It is almost impossible to describe or categorize this trio. They are a prime example of the variously attributed thought that “talking about music is like dancing architecture.” There’s jazz, there’s rock riffs, there’s free jazz, there’s alt rock/punk, there’s almost avant-garde sounds. Perhaps the only way to even come close to explaining this trio is that it not only melds various idioms and concepts, it does so by changing rhythm and tempo as fluidly as if they were quicksilver. Yet despite the changes and variations, the three always work together and find their way back to rhythms and themes previously expressed in the piece. As I told the friend who attended with me, several tunes seemed like a musical version of the later work of M.C. Escher.
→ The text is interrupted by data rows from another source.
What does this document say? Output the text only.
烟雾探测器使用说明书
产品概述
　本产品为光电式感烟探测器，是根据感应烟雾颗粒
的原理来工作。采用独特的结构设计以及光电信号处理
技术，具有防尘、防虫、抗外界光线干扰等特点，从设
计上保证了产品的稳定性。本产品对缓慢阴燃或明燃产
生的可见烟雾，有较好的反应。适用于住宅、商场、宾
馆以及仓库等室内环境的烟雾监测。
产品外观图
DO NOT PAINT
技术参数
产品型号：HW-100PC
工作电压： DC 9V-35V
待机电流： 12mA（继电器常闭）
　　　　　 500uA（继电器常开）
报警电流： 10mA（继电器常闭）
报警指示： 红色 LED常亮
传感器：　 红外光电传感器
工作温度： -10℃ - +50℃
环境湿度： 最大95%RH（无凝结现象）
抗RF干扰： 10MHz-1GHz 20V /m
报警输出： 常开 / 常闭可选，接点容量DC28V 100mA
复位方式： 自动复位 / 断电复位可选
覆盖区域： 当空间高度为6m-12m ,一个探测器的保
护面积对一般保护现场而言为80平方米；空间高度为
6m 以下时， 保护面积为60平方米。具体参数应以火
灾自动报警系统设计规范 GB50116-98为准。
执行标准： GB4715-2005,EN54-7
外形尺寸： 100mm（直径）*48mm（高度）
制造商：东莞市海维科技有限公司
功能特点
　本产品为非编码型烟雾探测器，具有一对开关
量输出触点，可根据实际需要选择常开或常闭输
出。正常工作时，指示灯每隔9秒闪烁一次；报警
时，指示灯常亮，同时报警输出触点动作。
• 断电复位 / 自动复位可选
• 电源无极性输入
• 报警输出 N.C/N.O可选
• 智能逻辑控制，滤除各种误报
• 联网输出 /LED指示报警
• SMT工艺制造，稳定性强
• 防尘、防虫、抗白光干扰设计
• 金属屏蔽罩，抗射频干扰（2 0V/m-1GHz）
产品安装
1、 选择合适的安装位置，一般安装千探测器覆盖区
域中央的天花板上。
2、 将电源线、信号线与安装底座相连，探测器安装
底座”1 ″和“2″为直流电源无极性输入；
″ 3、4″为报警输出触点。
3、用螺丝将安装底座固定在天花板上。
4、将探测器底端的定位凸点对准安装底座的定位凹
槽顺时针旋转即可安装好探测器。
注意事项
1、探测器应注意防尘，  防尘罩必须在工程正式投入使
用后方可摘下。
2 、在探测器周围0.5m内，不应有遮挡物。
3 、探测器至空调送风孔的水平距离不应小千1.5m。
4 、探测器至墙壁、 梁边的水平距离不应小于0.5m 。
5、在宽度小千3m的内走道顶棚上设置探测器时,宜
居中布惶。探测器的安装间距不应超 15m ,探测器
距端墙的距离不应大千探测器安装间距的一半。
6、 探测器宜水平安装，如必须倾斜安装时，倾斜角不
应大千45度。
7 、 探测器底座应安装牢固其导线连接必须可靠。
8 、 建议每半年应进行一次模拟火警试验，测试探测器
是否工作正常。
While these same sounds are on their CDs, actually seeing the energy and talent of pianist Ethan Iverson, bassist Reid Anderson and drummer David King brings nuance and perspective. Iverson combines classicism and wonderful jazz piano. Just as easily as you can see Anderson and his string bass necessarily being in a jazz trio, he can easily flow to the style of a rock bassist. King, meanwhile, probably gets more sounds out of a drum kit than anyone I have seen and at times each extremity was providing a different rhythm.
Playing a significant number of compositions from their new album, Suspicious Activity?, the trio often brought the traditionally staid and reserved Sioux Falls audience to their feet. Yet the audience also displayed the division over The Bad Plus in the music world. Prior to the encore, a relatively significant part of the crowd left. Maybe some of the tunes were a little too edgy. For example, their cover of the theme from “Chariots of Fire” reminded me of Salvador Dali’s “The Persistence of Memory” as the theme seemed to melt as it was deconstructed into concepts the composer never could have imagined.
Quite frankly, although I’ve found their recordings interesting, I don’t know that I could handle a steady diet of The Bad Plus on CD. They may be pushing the envelope but it seems more comprehensible — and it’s undoubtedly a helluva lot of fun — to see them doing so live.
Good music is good no matter what kind of music it is.